As far as my current residence, though, such coupling is not looked down on. I live in an interesting bubble called the Bay (a.k.a. San Francisco Bay Area). People don't really seem to mind, and I've noticed a few that seemed mostly undisturbed by public presence. In fact, one of my friends (white male) was in a committed long-term relationship with an acquaintance of mine (black female).

On a tangent, I think the rarest coupling I've seen so far has been black female/Asian male. I've seen only one in my entire life.

Oh, and just for interesting reference:

David Bowie's wife is Somali-American.

As for a TV series, Firefly, which was cut very prematurely due to Fox's complete idiocy, had a black female/white male couple.
(It's also a really good show in general.)

Octavia Butler's most famous novel, Kindred, features a black female/white male couple.

Black Thirteen said...

First, thanks for the comment. It's nice to know someone read it, and thought about it.

What I meant by the particular -ism, is perhaps, which has the strongest influence.

What I see, (here, at least) is an interesting combination of racism and sexism.

Basically, women are the "lost cause" of the equation, and therefore, that's why they don't mind them. Then, it's a "men should know better, they're smarter than that" sort of thing. Then, to round it out, a lot of black women here seem to believe that even if they really like a white male, that it would be wrong, or would disappoint their parents if they dated him.

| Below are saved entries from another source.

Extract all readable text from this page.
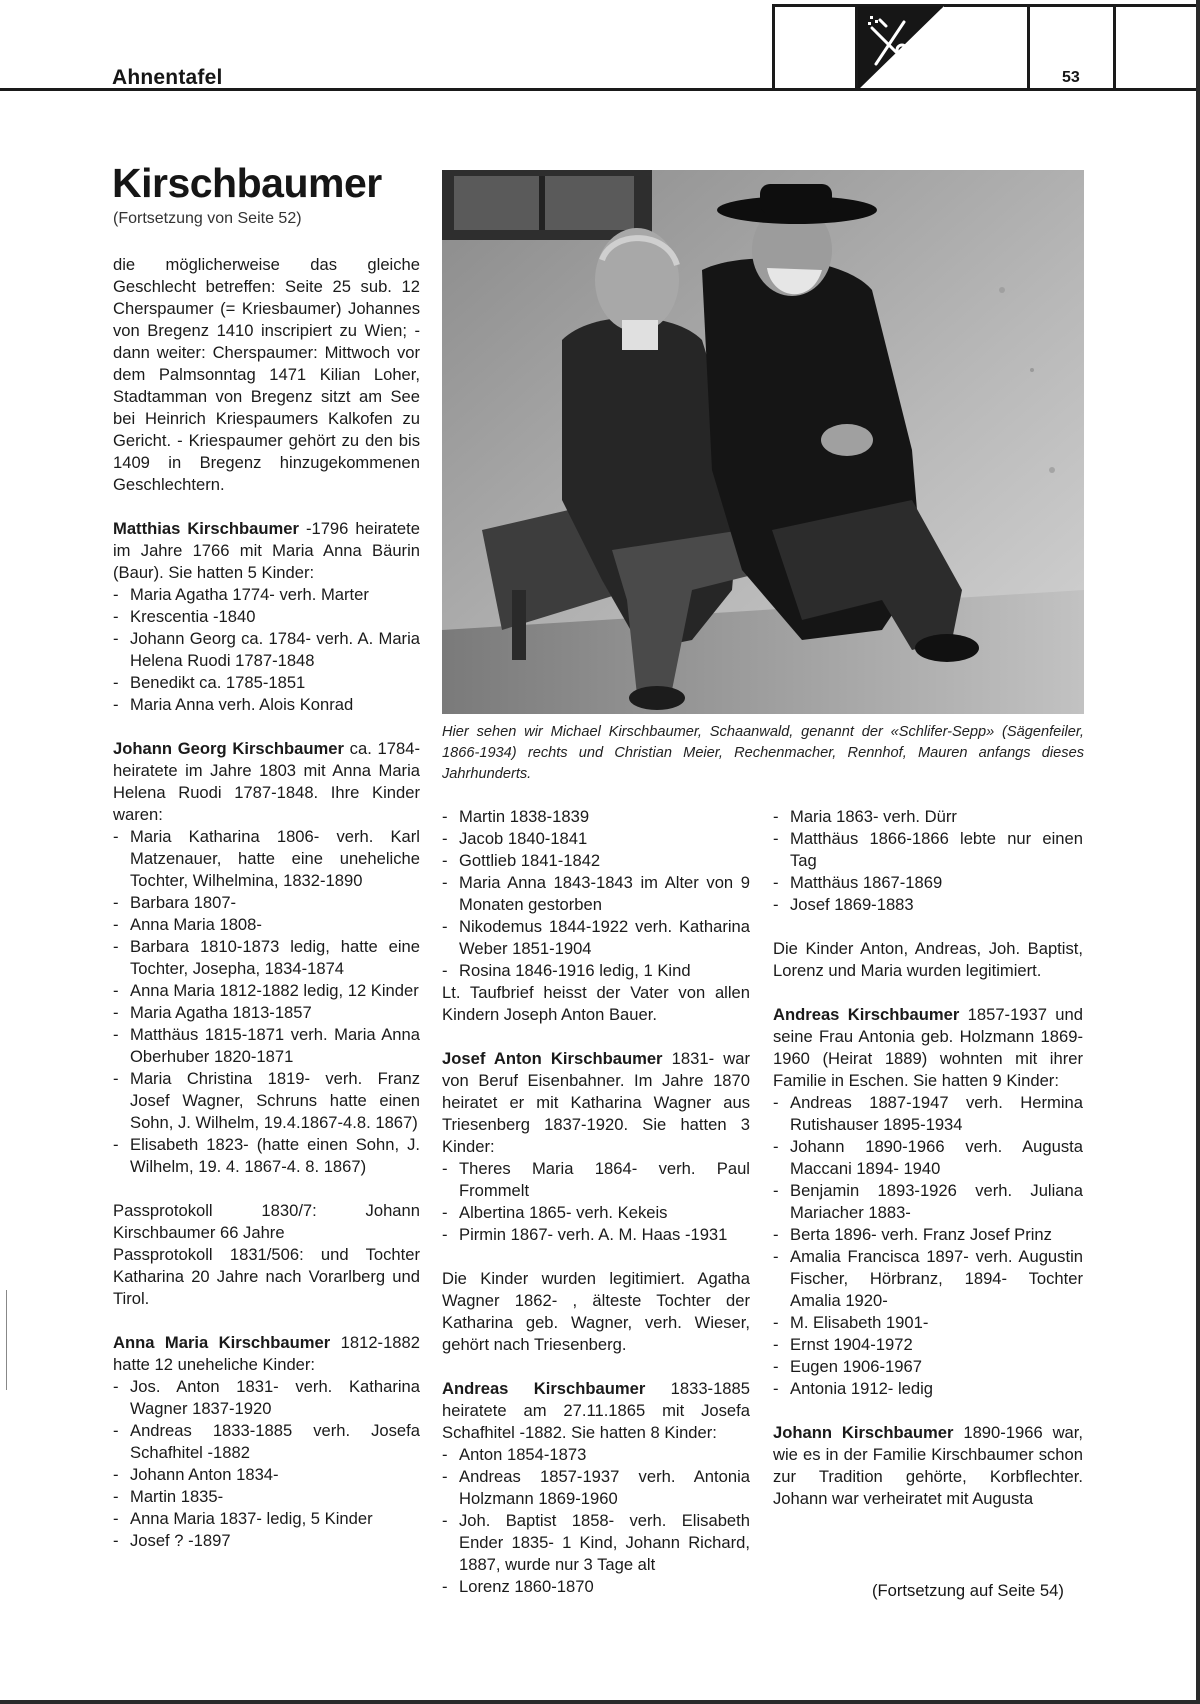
Ahnentafel	53
Kirschbaumer
(Fortsetzung von Seite 52)

die möglicherweise das gleiche Geschlecht betreffen: Seite 25 sub. 12 Cherspaumer (= Kriesbaumer) Johannes von Bregenz 1410 inscripiert zu Wien; - dann weiter: Cherspaumer: Mittwoch vor dem Palmsonntag 1471 Kilian Loher, Stadtamman von Bregenz sitzt am See bei Heinrich Kriespaumers Kalkofen zu Gericht. - Kriespaumer gehört zu den bis 1409 in Bregenz hinzugekommenen Geschlechtern.

Matthias Kirschbaumer -1796 heiratete im Jahre 1766 mit Maria Anna Bäurin (Baur). Sie hatten 5 Kinder:

- Maria Agatha 1774- verh. Marter
- Krescentia -1840
- Johann Georg ca. 1784- verh. A. Maria Helena Ruodi 1787-1848
- Benedikt ca. 1785-1851
- Maria Anna verh. Alois Konrad

Johann Georg Kirschbaumer ca. 1784- heiratete im Jahre 1803 mit Anna Maria Helena Ruodi 1787-1848. Ihre Kinder waren:

- Maria Katharina 1806- verh. Karl Matzenauer, hatte eine uneheliche Tochter, Wilhelmina, 1832-1890
- Barbara 1807-
- Anna Maria 1808-
- Barbara 1810-1873 ledig, hatte eine Tochter, Josepha, 1834-1874
- Anna Maria 1812-1882 ledig, 12 Kinder
- Maria Agatha 1813-1857
- Matthäus 1815-1871 verh. Maria Anna Oberhuber 1820-1871
- Maria Christina 1819- verh. Franz Josef Wagner, Schruns hatte einen Sohn, J. Wilhelm, 19.4.1867-4.8. 1867)
- Elisabeth 1823- (hatte einen Sohn, J. Wilhelm, 19. 4. 1867-4. 8. 1867)

Passprotokoll 1830/7: Johann Kirschbaumer 66 Jahre

Passprotokoll 1831/506: und Tochter Katharina 20 Jahre nach Vorarlberg und Tirol.

Anna Maria Kirschbaumer 1812-1882 hatte 12 uneheliche Kinder:

- Jos. Anton 1831- verh. Katharina Wagner 1837-1920
- Andreas 1833-1885 verh. Josefa Schafhitel -1882
- Johann Anton 1834-
- Martin 1835-
- Anna Maria 1837- ledig, 5 Kinder
- Josef ? -1897
Hier sehen wir Michael Kirschbaumer, Schaanwald, genannt der «Schlifer-Sepp» (Sägenfeiler, 1866-1934) rechts und Christian Meier, Rechenmacher, Rennhof, Mauren anfangs dieses Jahrhunderts.
- Martin 1838-1839
- Jacob 1840-1841
- Gottlieb 1841-1842
- Maria Anna 1843-1843 im Alter von 9 Monaten gestorben
- Nikodemus 1844-1922 verh. Katharina Weber 1851-1904
- Rosina 1846-1916 ledig, 1 Kind

Lt. Taufbrief heisst der Vater von allen Kindern Joseph Anton Bauer.

Josef Anton Kirschbaumer 1831- war von Beruf Eisenbahner. Im Jahre 1870 heiratet er mit Katharina Wagner aus Triesenberg 1837-1920. Sie hatten 3 Kinder:

- Theres Maria 1864- verh. Paul Frommelt
- Albertina 1865- verh. Kekeis
- Pirmin 1867- verh. A. M. Haas -1931

Die Kinder wurden legitimiert. Agatha Wagner 1862- , älteste Tochter der Katharina geb. Wagner, verh. Wieser, gehört nach Triesenberg.

Andreas Kirschbaumer 1833-1885 heiratete am 27.11.1865 mit Josefa Schafhitel -1882. Sie hatten 8 Kinder:

- Anton 1854-1873
- Andreas 1857-1937 verh. Antonia Holzmann 1869-1960
- Joh. Baptist 1858- verh. Elisabeth Ender 1835- 1 Kind, Johann Richard, 1887, wurde nur 3 Tage alt
- Lorenz 1860-1870
- Maria 1863- verh. Dürr
- Matthäus 1866-1866 lebte nur einen Tag
- Matthäus 1867-1869
- Josef 1869-1883

Die Kinder Anton, Andreas, Joh. Baptist, Lorenz und Maria wurden legitimiert.

Andreas Kirschbaumer 1857-1937 und seine Frau Antonia geb. Holzmann 1869-1960 (Heirat 1889) wohnten mit ihrer Familie in Eschen. Sie hatten 9 Kinder:

- Andreas 1887-1947 verh. Hermina Rutishauser 1895-1934
- Johann 1890-1966 verh. Augusta Maccani 1894- 1940
- Benjamin 1893-1926 verh. Juliana Mariacher 1883-
- Berta 1896- verh. Franz Josef Prinz
- Amalia Francisca 1897- verh. Augustin Fischer, Hörbranz, 1894- Tochter Amalia 1920-
- M. Elisabeth 1901-
- Ernst 1904-1972
- Eugen 1906-1967
- Antonia 1912- ledig

Johann Kirschbaumer 1890-1966 war, wie es in der Familie Kirschbaumer schon zur Tradition gehörte, Korbflechter. Johann war verheiratet mit Augusta

(Fortsetzung auf Seite 54)
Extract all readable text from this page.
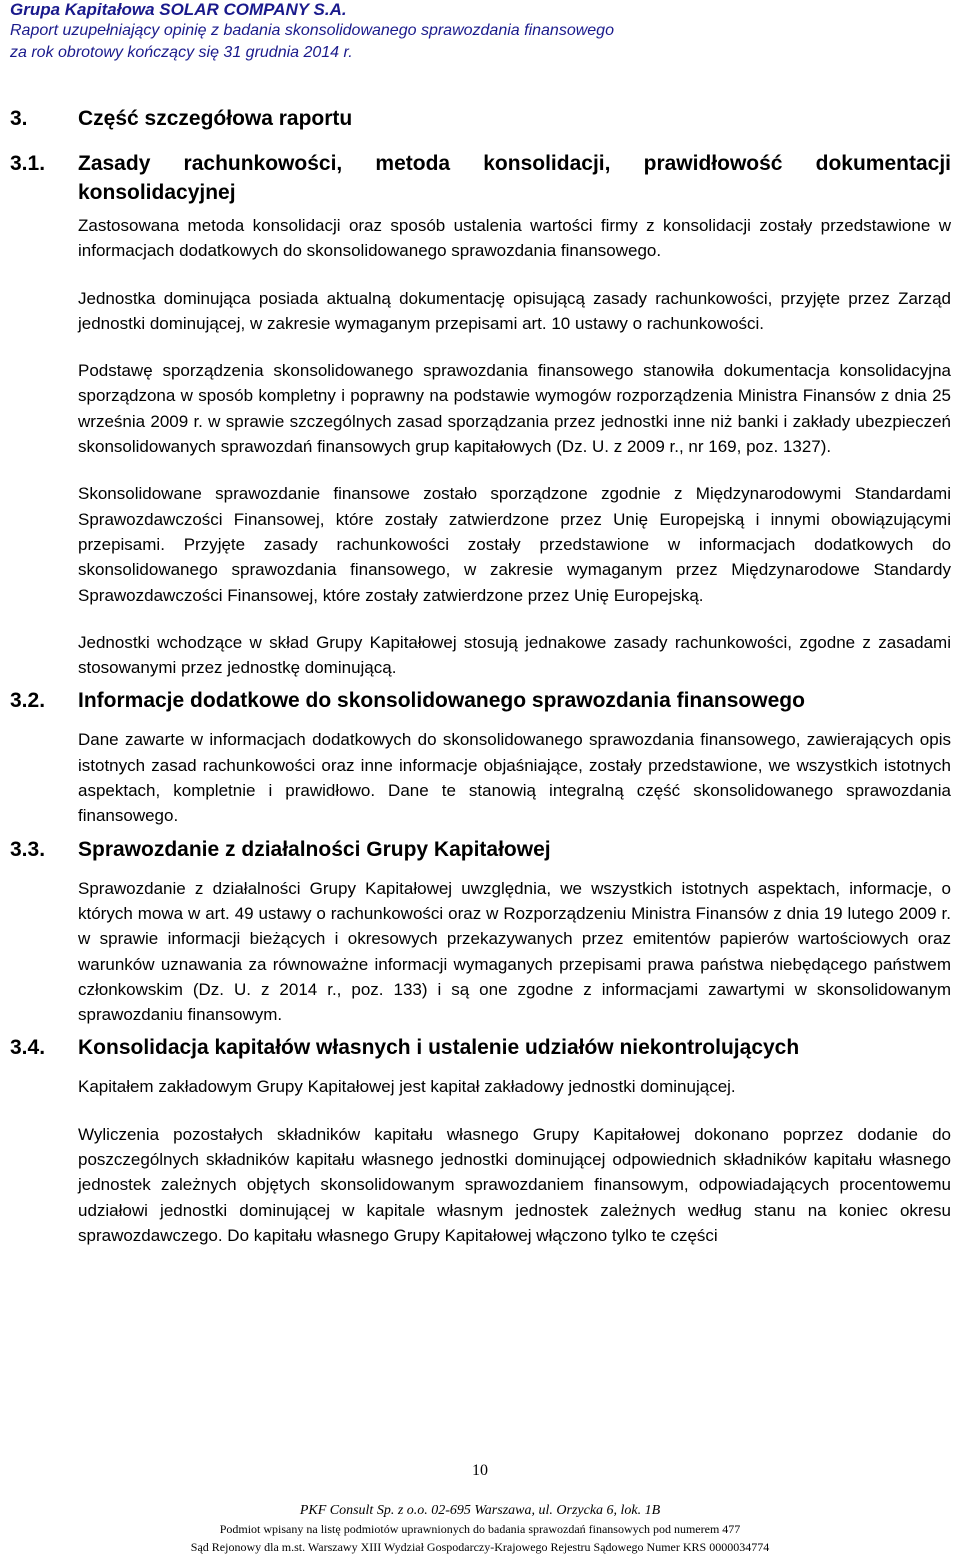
Grupa Kapitałowa SOLAR COMPANY S.A.
Raport uzupełniający opinię z badania skonsolidowanego sprawozdania finansowego
za rok obrotowy kończący się 31 grudnia 2014 r.
3.	Część szczegółowa raportu
3.1.	Zasady rachunkowości, metoda konsolidacji, prawidłowość dokumentacji konsolidacyjnej
Zastosowana metoda konsolidacji oraz sposób ustalenia wartości firmy z konsolidacji zostały przedstawione w informacjach dodatkowych do skonsolidowanego sprawozdania finansowego.
Jednostka dominująca posiada aktualną dokumentację opisującą zasady rachunkowości, przyjęte przez Zarząd jednostki dominującej, w zakresie wymaganym przepisami art. 10 ustawy o rachunkowości.
Podstawę sporządzenia skonsolidowanego sprawozdania finansowego stanowiła dokumentacja konsolidacyjna sporządzona w sposób kompletny i poprawny na podstawie wymogów rozporządzenia Ministra Finansów z dnia 25 września 2009 r. w sprawie szczególnych zasad sporządzania przez jednostki inne niż banki i zakłady ubezpieczeń skonsolidowanych sprawozdań finansowych grup kapitałowych (Dz. U. z 2009 r., nr 169, poz. 1327).
Skonsolidowane sprawozdanie finansowe zostało sporządzone zgodnie z Międzynarodowymi Standardami Sprawozdawczości Finansowej, które zostały zatwierdzone przez Unię Europejską i innymi obowiązującymi przepisami. Przyjęte zasady rachunkowości zostały przedstawione w informacjach dodatkowych do skonsolidowanego sprawozdania finansowego, w zakresie wymaganym przez Międzynarodowe Standardy Sprawozdawczości Finansowej, które zostały zatwierdzone przez Unię Europejską.
Jednostki wchodzące w skład Grupy Kapitałowej stosują jednakowe zasady rachunkowości, zgodne z zasadami stosowanymi przez jednostkę dominującą.
3.2.	Informacje dodatkowe do skonsolidowanego sprawozdania finansowego
Dane zawarte w informacjach dodatkowych do skonsolidowanego sprawozdania finansowego, zawierających opis istotnych zasad rachunkowości oraz inne informacje objaśniające, zostały przedstawione, we wszystkich istotnych aspektach, kompletnie i prawidłowo. Dane te stanowią integralną część skonsolidowanego sprawozdania finansowego.
3.3.	Sprawozdanie z działalności Grupy Kapitałowej
Sprawozdanie z działalności Grupy Kapitałowej uwzględnia, we wszystkich istotnych aspektach, informacje, o których mowa w art. 49 ustawy o rachunkowości oraz w Rozporządzeniu Ministra Finansów z dnia 19 lutego 2009 r. w sprawie informacji bieżących i okresowych przekazywanych przez emitentów papierów wartościowych oraz warunków uznawania za równoważne informacji wymaganych przepisami prawa państwa niebędącego państwem członkowskim (Dz. U. z 2014 r., poz. 133) i są one zgodne z informacjami zawartymi w skonsolidowanym sprawozdaniu finansowym.
3.4.	Konsolidacja kapitałów własnych i ustalenie udziałów niekontrolujących
Kapitałem zakładowym Grupy Kapitałowej jest kapitał zakładowy jednostki dominującej.
Wyliczenia pozostałych składników kapitału własnego Grupy Kapitałowej dokonano poprzez dodanie do poszczególnych składników kapitału własnego jednostki dominującej odpowiednich składników kapitału własnego jednostek zależnych objętych skonsolidowanym sprawozdaniem finansowym, odpowiadających procentowemu udziałowi jednostki dominującej w kapitale własnym jednostek zależnych według stanu na koniec okresu sprawozdawczego. Do kapitału własnego Grupy Kapitałowej włączono tylko te części
10
PKF Consult Sp. z o.o. 02-695 Warszawa, ul. Orzycka 6, lok. 1B
Podmiot wpisany na listę podmiotów uprawnionych do badania sprawozdań finansowych pod numerem 477
Sąd Rejonowy dla m.st. Warszawy XIII Wydział Gospodarczy-Krajowego Rejestru Sądowego Numer KRS 0000034774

Though, as far as what I faced, you don't need to speak in present tense. It was a fair amount of time ago. It was just the catalyst that really got me thinking about it.

I think, though, you're right, that statistically, black female/asian male is the rarest interracial coupling.

I did not know that about David Bowie, actually.

phd in yogurtry said...

Here are a few:

Robert Deniro & Grace Hightower

David Frost and Diane Carroll

David Bowie and Iman (super model)

William Cohen, Clinton's Secretary of Defense, is married to Janet Langhart


Its interesting hearing your personal perspective. I would have thought black men coupled with white women would bring more derision, especially in the south. But as you say, its more commonplace.

Black Thirteen said...

The only one of those I knew about, was William Cohen and Janet Langhart.

Oh? Why would you have thought that would bring more derision?

It's always interesting to me to hear people's points of view on this.